| Publications of Lab Members

Hoey, DeLiema, Chen, & Flood: Imitation in Children’s Locomotor Play

Hoey, Elliott M., David DeLiema, Rachel S. Y. Chen, & Virginia J. Flood. 2018. “Imitation in Children’s Locomotor Play.” Research on Children and Social Interaction 2(1):1-24. https://doi.org/10.1558/rcsi.36016

Abstract
Children commonly engage in social locomotor play—the horsing around, running about, and physical contact characteristic of playgrounds and neighborhood streets. To adults and outsiders, this activity may look like undisciplined chaos. However, the very recognizabilitly of locomotor play—the fact that children observably pull it off together as a discriminate activity—points to a set of shared practices for its accomplishment. In this article, we investigate children’s methods and resources for organizing social locomotor play. Using video recordings of 5-6yo children playing during an immersive technologically-mediated science lesson, our analysis shows in fine detail some of the orderliness of social locomotor play. In particular, we demonstrate how children use imitation to organize the initiation and progression of this activity.

Virginia J. Flood: Multimodal Revoicing as an Interactional Mechanism for Connecting Scientific and Everyday Concepts

Flood, Virginia J. 2018. “Multimodal Revoicing as an Interactional Mechanism for Connecting Scientific and Everyday Concepts.” Human Development 61(3):145-173. http://doi.org/10.1159/000488693

Abstract
A perpetual problem learners face is identifying which aspects of embodied experiences are relevant for appreciating the world in culturally specific ways. Vygotsky argued that social interactions with more competent cultural members provide arenas for linking everyday and scientific concepts . However, the precise interactional mechanisms of how these linkages are forged remain underexamined. I argue that understanding these mechanisms requires examining how intersubjectivity is built and maintained. I propose that ethnomethodological conversation analysis and the co-operative action framework provide a uniquely suited analytic orientation for this project because they focus on the fine details of the actual practical methods people use to procedurally achieve intersubjectivity. To illustrate the utility of these approaches, I show how the fine details of multimodal revoicing interactions present semiotic challenges that allow learners to link everyday and scientific concepts. Specifically, I examine the role dialogic gesture plays in reformulating a multimodally expressed idea about what it means to “go faster.”

Rosalie Edmonds: Students as Language Experts

Edmonds, Rosalie. 2021. “Students as Language Experts: Collaboration and Correction in a Bilingual Cameroonian Classroom.” International Journal of Bilingual Education and Bilingualism 24(2):260-274. http://doi.org/10.1080/13670050.2018.1456513
Abstract
This study examines the negotiation of language-related problems in a bilingual environmental education workshop in Cameroon.
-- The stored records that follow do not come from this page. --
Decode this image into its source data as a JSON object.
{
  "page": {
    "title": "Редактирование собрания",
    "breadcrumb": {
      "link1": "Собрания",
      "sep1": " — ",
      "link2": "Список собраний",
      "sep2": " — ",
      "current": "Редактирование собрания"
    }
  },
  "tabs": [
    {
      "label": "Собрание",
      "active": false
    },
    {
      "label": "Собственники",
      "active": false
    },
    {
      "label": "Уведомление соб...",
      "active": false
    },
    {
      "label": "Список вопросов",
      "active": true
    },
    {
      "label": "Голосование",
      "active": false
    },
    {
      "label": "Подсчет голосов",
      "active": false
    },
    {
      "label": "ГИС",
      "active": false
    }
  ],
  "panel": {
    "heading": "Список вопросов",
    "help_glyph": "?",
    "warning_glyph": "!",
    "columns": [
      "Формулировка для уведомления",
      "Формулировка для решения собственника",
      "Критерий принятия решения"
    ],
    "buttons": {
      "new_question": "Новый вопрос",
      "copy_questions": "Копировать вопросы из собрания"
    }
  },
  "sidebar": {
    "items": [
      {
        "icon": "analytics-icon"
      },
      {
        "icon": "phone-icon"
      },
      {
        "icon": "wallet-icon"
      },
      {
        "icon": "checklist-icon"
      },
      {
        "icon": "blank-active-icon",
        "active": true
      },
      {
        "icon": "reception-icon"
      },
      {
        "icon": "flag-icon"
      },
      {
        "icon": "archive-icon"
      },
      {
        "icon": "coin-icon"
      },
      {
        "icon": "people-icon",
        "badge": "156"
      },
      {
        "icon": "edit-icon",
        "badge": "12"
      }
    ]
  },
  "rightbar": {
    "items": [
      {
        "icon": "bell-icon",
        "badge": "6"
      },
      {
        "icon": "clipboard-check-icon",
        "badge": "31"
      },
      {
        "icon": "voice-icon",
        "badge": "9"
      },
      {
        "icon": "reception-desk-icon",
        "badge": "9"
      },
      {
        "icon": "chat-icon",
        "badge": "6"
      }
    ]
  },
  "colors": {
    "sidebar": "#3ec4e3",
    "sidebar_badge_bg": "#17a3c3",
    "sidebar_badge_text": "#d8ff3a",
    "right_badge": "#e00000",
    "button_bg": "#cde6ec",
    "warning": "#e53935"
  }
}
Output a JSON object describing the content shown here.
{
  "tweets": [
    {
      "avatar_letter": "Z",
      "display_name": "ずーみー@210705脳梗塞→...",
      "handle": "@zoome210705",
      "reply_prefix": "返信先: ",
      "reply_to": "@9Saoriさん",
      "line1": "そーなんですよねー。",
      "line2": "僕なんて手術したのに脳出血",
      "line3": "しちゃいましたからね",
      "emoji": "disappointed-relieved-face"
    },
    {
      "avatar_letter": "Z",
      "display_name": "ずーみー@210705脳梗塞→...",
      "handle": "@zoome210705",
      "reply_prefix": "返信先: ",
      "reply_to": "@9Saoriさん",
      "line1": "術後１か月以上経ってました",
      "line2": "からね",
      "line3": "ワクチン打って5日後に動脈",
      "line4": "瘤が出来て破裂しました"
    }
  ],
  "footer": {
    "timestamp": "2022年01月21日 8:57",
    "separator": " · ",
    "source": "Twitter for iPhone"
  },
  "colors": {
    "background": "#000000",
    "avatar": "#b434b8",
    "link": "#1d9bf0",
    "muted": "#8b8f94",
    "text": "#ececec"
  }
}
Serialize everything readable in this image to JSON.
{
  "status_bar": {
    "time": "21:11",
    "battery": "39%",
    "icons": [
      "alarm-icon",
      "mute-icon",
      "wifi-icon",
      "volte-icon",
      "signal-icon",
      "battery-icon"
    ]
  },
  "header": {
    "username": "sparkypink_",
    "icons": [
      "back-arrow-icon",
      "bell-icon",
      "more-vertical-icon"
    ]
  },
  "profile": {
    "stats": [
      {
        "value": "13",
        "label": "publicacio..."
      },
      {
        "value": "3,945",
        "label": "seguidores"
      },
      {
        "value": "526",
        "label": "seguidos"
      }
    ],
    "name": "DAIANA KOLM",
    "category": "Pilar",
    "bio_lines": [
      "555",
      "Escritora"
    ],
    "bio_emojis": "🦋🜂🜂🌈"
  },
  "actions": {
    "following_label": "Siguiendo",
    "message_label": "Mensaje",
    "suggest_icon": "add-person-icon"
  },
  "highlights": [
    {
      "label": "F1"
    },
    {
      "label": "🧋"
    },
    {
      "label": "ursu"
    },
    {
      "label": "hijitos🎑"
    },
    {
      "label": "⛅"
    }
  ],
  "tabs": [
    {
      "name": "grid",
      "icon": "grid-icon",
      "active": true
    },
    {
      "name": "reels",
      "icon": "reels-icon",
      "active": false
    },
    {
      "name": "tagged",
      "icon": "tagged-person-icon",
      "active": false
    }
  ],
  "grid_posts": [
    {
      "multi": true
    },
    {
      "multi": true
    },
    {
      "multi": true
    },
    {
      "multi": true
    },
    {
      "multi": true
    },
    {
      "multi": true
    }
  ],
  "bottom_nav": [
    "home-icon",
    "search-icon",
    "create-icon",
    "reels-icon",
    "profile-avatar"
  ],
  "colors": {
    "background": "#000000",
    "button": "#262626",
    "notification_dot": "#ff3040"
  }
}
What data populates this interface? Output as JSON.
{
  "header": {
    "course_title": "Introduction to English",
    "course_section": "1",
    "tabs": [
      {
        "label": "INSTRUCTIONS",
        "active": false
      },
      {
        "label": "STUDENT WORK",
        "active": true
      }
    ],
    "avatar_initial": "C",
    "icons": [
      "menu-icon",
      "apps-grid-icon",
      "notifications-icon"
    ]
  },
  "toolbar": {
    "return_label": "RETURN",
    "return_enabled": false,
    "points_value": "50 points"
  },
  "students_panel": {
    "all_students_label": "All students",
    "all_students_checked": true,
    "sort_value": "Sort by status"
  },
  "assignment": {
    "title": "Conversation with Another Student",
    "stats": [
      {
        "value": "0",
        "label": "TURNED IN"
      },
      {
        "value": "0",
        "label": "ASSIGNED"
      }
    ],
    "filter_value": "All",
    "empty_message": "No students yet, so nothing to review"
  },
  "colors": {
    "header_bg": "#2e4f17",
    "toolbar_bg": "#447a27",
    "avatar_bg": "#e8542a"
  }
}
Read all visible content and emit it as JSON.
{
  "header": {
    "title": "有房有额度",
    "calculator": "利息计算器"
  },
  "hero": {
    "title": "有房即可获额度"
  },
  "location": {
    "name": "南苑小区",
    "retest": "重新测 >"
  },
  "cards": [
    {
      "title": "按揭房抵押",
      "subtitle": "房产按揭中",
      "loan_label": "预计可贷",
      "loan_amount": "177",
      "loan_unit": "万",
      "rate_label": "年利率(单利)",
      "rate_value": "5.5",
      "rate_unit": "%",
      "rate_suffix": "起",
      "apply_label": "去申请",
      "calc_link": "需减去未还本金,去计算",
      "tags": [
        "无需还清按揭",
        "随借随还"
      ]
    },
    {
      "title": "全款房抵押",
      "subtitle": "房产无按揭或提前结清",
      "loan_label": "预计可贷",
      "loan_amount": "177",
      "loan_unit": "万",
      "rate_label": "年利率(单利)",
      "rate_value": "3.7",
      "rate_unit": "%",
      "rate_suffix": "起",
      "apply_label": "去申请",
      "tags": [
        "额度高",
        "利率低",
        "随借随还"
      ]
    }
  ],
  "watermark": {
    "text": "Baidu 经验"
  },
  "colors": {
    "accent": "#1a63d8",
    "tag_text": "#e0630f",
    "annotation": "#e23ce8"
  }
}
In contrast to the traditional Cameroonian classroom, where only one language is used and teachers are viewed as the exclusive source of knowledge, during the workshop, teachers’ errors in French create an opportunity for both teachers and students to collaboratively restructure participant roles. This correction leads to an atmosphere where students are active and engaged co-producers of knowledge, instead of passive recipients. While much has been written about how teachers correct students, this study looks instead at teachers’ linguistic errors, and how the treatment of these errors can create a more equitable classroom dynamic. It therefore uses a conversation analytic framework to analyze recordings of classroom conversation, combined with interviews with teachers surrounding their linguistic backgrounds and teaching philosophies. The results of this study contribute to discussions regarding the negotiation of multilingualism in the classroom, which is of particular significance as it becomes more common worldwide for educators to teach in languages in which they are not fluent.